In my case, they're pretty darn fast too, I just don't like having to 
remember to run them by hand (that is the main appeal for automation 
after all).
> 
> And I've definitely noticed an effect since the ssd option stopped using
> the 2 MiB spreading algorithm in 4.14.  In particular, while chunk usage
> was generally stable before that and I only occasionally needed to run
> balance to clear out empty chunks, now, balance with the usage filter
> will apparently actively fill in empty space in existing chunks, so while
> previously a usage-filtered balance that only rewrote one chunk didn't
> actually free anything, simply allocating a new chunk to replace the one
> it freed, so at least two chunks needed rewritten to actually free space
> back to unallocated...
> 
> Now, usage-filtered rewrites of only a single chunk routinely frees the
> allocated space, because it writes that small bit of data in the freed
> chunk into existing free space in other chunks.
> 
> At least I /presume/ that new balance-usage behavior is due to the ssd
> changes.  Maybe it's due to other patches.  Either way, it's an
> interesting and useful change. =:^)
I'm pretty sure it's due to the 'ssd' option change.  The way it was 
coded previously made the allocator rather averse to back-filling free 
space, and balance just sends stuff back through the allocator again 
(other than the filtering, that is quite literally all it does), so a 
change to the allocator's behavior will change balance behavior too. 

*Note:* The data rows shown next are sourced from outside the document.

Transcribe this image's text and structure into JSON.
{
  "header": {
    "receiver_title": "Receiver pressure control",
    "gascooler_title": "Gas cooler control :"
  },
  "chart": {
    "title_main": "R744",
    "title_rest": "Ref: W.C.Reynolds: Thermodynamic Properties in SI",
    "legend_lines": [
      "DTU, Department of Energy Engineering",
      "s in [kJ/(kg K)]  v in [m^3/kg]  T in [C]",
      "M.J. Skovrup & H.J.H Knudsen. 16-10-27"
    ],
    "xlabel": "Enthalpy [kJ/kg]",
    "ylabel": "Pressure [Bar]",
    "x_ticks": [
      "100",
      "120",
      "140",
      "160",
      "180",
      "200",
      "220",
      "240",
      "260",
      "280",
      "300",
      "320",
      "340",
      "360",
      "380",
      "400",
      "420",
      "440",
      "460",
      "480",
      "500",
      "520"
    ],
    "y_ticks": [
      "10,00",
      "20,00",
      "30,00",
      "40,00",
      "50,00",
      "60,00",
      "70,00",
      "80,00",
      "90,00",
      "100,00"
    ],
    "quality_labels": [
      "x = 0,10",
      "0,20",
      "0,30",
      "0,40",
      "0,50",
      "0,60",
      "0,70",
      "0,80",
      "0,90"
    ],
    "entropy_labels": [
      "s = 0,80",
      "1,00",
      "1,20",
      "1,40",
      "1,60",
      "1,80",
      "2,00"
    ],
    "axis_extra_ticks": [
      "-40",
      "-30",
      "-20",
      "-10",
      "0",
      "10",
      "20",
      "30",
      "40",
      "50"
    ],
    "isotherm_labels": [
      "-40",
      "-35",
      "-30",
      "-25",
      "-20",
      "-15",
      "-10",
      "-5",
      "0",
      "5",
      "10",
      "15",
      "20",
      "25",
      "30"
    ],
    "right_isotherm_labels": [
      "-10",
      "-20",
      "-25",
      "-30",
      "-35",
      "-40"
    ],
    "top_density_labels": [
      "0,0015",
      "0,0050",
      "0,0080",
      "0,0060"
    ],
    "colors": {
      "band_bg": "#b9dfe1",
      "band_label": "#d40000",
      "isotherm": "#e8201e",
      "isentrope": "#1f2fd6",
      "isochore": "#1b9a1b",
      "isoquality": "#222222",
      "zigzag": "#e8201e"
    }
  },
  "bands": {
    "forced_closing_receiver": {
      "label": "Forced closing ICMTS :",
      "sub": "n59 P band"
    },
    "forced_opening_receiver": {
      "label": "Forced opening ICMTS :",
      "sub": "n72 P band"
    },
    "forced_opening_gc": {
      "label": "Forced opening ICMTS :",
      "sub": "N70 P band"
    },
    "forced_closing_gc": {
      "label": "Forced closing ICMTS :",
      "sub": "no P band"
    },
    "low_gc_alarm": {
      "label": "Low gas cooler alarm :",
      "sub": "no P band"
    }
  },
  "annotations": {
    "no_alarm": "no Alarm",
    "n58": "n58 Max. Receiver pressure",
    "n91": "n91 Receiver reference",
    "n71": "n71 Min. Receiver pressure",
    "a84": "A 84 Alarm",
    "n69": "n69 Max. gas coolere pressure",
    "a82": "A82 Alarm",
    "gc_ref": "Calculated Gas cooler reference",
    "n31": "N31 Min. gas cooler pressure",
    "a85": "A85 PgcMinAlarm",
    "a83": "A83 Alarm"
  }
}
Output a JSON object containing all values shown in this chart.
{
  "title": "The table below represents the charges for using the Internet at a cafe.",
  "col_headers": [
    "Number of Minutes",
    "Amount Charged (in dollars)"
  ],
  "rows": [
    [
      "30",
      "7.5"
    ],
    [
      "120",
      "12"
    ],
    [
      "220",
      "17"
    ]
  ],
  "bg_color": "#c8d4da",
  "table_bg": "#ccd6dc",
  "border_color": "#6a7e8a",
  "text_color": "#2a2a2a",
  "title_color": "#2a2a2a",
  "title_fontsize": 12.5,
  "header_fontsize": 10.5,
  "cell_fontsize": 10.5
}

Regardless, this is also a good point that should probably be added to 
the FAQ.  Given this, it might also be worth recommending that people 
with SSD's who upgraded to 4.14 should run a much more aggressive 
filtered balance (thinking 50% usage and no limit filter) to repack 
things a bit more efficiently.

Overall, I'm starting to think that the best option here is to update 
the FAQ entry, and then have netdata's help text point to the FAQ entry 
instead of trying to contain the same info.